Face à la nécessité de diversifier son économie, le Cameroun place en 2026 un pari stratégique sur le tourisme en dédiant plus de 10 milliards FCFA à un plan axé sur la montée en gamme des offres locales, la promotion ciblée des territoires et l’accueil des visiteurs étrangers. Au-delà du montant, l’enjeu est d’articuler infrastructures, marketing territorial et gouvernance pour transformer le potentiel naturel et culturel du pays en retombées économiques durables.

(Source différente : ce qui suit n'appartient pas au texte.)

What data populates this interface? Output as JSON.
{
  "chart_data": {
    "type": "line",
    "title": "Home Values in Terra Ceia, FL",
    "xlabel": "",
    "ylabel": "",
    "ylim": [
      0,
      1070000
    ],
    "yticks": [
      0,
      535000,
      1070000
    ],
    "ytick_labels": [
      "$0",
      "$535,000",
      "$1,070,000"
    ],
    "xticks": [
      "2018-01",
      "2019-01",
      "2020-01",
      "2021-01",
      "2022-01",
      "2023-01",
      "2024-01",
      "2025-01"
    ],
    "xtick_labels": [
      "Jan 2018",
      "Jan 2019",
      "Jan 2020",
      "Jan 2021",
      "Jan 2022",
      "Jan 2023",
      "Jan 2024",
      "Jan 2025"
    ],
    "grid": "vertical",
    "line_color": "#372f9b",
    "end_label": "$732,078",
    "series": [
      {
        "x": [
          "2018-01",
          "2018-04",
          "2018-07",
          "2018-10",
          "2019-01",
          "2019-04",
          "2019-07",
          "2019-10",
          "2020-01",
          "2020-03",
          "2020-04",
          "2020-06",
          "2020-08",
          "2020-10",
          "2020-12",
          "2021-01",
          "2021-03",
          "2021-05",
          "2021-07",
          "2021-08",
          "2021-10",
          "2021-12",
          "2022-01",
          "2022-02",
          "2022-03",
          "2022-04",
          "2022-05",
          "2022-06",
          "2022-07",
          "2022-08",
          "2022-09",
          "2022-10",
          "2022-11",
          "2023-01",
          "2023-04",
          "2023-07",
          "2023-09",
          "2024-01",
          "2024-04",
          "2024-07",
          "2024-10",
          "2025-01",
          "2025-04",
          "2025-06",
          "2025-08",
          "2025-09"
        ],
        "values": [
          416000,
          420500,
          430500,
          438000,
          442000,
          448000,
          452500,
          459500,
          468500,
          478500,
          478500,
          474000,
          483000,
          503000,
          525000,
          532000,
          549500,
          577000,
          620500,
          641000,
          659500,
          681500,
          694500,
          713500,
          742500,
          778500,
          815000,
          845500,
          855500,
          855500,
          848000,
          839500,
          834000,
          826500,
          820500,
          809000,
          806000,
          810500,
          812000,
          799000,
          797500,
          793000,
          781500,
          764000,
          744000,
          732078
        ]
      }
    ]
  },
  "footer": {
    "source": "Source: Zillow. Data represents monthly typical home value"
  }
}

Le gouvernement camerounais a officiellement lancé le budget 2026 destiné au secteur touristique : 10,391 milliards FCFA (≈ 18,3 millions USD). Présenté à Yaoundé par le ministre du Tourisme et des Loisirs par intérim, Gabriel Mbairobe, le plan vise moins à distribuer des subventions ponctuelles qu’à structurer l’offre, améliorer la visibilité des destinations et professionnaliser les acteurs locaux pour générer de l’emploi et de la valeur ajoutée.
Une répartition budgétaire pensée pour l’effet « levier » local et international
Le détail de l’enveloppe montre une volonté de cibler à la fois la demande intérieure et l’attractivité externe. 4,654 milliards FCFA sont dédiés à la promotion du tourisme intérieur — une approche pour stimuler la fréquentation des sites existants et consolider une clientèle nationale. 3,2 milliards FCFA sont orientés vers le tourisme réceptif, afin d’accroître l’attraction des visiteurs internationaux par des campagnes et des actions ciblées. Ces deux volets sont censés se compléter : une offre domestique renforcée sert de vitrine et d’argument pour séduire les marchés étrangers.
Le budget prévoit aussi des transferts directs aux collectivités : 1,2 milliard FCFA pour les communes et 300 millions FCFA pour les régions. L’objectif est clair : rapprocher la promotion touristique des réalités locales, soutenir des initiatives de marketing territorial, améliorer la signalétique, la gestion des sites et les petites infrastructures d’accueil. Cette logique de décentralisation vise à rendre les retombées économiques plus visibles au niveau local et à encourager l’émergence d’entrepreneurs touristiques.
Moderniser les infrastructures et professionnaliser les acteurs
Au-delà des campagnes de promotion, une part des crédits servira à moderniser les infrastructures (accès, équipements d’accueil, services connexes) et à renforcer les compétences des opérateurs — guides, hôteliers, responsables d’offres culturelles et patrimoniales. La professionnalisation est présentée comme une condition nécessaire pour convertir la hausse de fréquentation en revenus durables et satisfaisants pour les visiteurs.
Le ministre par intérim a insisté sur la rigueur dans l’exécution du budget. Face aux attentes économiques et sociales, l’administration doit assurer une gestion transparente et responsable des fonds. Pour donner de la vitesse au dispositif, tous les marchés publics liés au programme doivent être lancés avant avril, a-t-il indiqué, mettant l’accent sur l’efficacité et la redevabilité des acteurs publics et partenaires.
Le plan 2026 s’inscrit dans la stratégie nationale de diversification économique et de promotion des secteurs à forte intensité de main-d’œuvre. En ciblant les infrastructures, la promotion et la capacité des territoires à accueillir, le gouvernement espère transformer le patrimoine naturel et culturel en source d’emplois et de revenus. Le défi reste de taille : articuler investissements, continuité des politiques publiques et participation des acteurs privés pour construire une croissance touristique durable.
La mise en œuvre du budget touristique 2026 ouvre une fenêtre d’opportunité pour repositionner le Cameroun sur la carte des destinations africaines. Le succès dépendra moins du montant que de la qualité de l’exécution — coordination territoriale, transparence des marchés, formation des acteurs et promotion intelligente. Si ces conditions sont réunies, le secteur pourrait devenir un vecteur significatif de développement local et national.